The phrase in those days refers to the time when God restores the fortunes of His people. The number ten is often used to express completeness, as in God telling Israel they had tested Him "ten times" (Numbers 14:22). Here in Zechariah, it represents the totality of humanity (Genesis 31:7). The phrase from all the nations is literally 'from all the languages of the nations.'

That foreigners will grasp the garment of a Jew means the nations will recognize Judah's unique relationship with the LORD. In this era, it seems Jerusalem will be the center of life on earth, and the nation of Israel will have a special place as well. Agin, this seems to fit with taking place during the thousand-year reign of Christ (Revelation 20:4-9).

All in all, many Gentiles with different ethnic backgrounds speaking different languages would travel to Zion to worship the LORD with the people of Judah. Thus, the fulfillment of this prophecy would somewhat reverse the negative effects of the tower of Babel, where God scattered the nations abroad (Genesis 11:1-9).

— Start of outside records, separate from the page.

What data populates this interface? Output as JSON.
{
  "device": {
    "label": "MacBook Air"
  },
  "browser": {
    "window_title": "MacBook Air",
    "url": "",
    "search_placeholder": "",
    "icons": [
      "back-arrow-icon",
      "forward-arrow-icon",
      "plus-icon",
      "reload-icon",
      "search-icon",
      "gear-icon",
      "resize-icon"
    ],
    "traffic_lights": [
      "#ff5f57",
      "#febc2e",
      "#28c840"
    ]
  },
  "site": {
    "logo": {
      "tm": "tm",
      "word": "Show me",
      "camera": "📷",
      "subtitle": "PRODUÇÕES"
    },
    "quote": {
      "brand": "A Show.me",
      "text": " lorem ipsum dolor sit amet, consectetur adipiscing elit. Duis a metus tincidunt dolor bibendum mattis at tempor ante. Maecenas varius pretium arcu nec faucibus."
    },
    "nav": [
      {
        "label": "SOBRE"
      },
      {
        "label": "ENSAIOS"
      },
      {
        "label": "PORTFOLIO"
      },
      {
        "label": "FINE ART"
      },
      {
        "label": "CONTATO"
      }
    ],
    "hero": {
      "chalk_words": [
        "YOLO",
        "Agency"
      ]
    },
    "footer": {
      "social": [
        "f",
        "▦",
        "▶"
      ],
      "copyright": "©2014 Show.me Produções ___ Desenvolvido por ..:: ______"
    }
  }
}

In Zechariah, the LORD encouraged His covenant people by telling them that He would transform their fasts into cheerful feasts. At that time, many nations would go to Jerusalem to seek the LORD and entreat His favor because they would realize that He dwells among His covenant people. Many prophecies speak of this era when Messiah will rule on the throne of David, and many of the unfulfilled promises made to Israel will be fulfilled. These include:

  • The full extent of Israel's promised borders will be established for the first time, from the Nile River to the Euphrates River (Genesis 15:18).
  • The reign of a son of David (Jesus) on the throne, restoring the monarchy (2 Samuel 7:12-13).
  • The fulfillment of the many prophetic messianic predictions for a messiah that is a ruling monarch, such as Zechariah 14:16-17.
  • The fulfillment of the prophecies about a restoration of Israel that goes far beyond anything we have experienced to date, where:
    • Death still exists, but becomes rare (Isaiah 65:20)
    • Nature is restored, and wolves and lambs no longer are at enmity (Isaiah 65:25)
    • There is no war on the earth (Isaiah 2:1-4)
    • The Dead Sea's waters will be healed (Ezekiel 47:8-9)
    • Ezekiel's temple will be constructed, and be the source of a river flowing to the Dead Sea, that will heal its waters (Ezekiel 40-47)

These promises were probably what Jesus's disciples had in mind when they asked Jesus, "Lord, is it at this time You are restoring the kingdom to Israel?" (Acts 1:6). Jesus's answer strongly infers that all these things will in fact take place, because Jesus replied, "It is not for you to know times or epochs which the Father has fixed by His own authority" (Acts 1:7).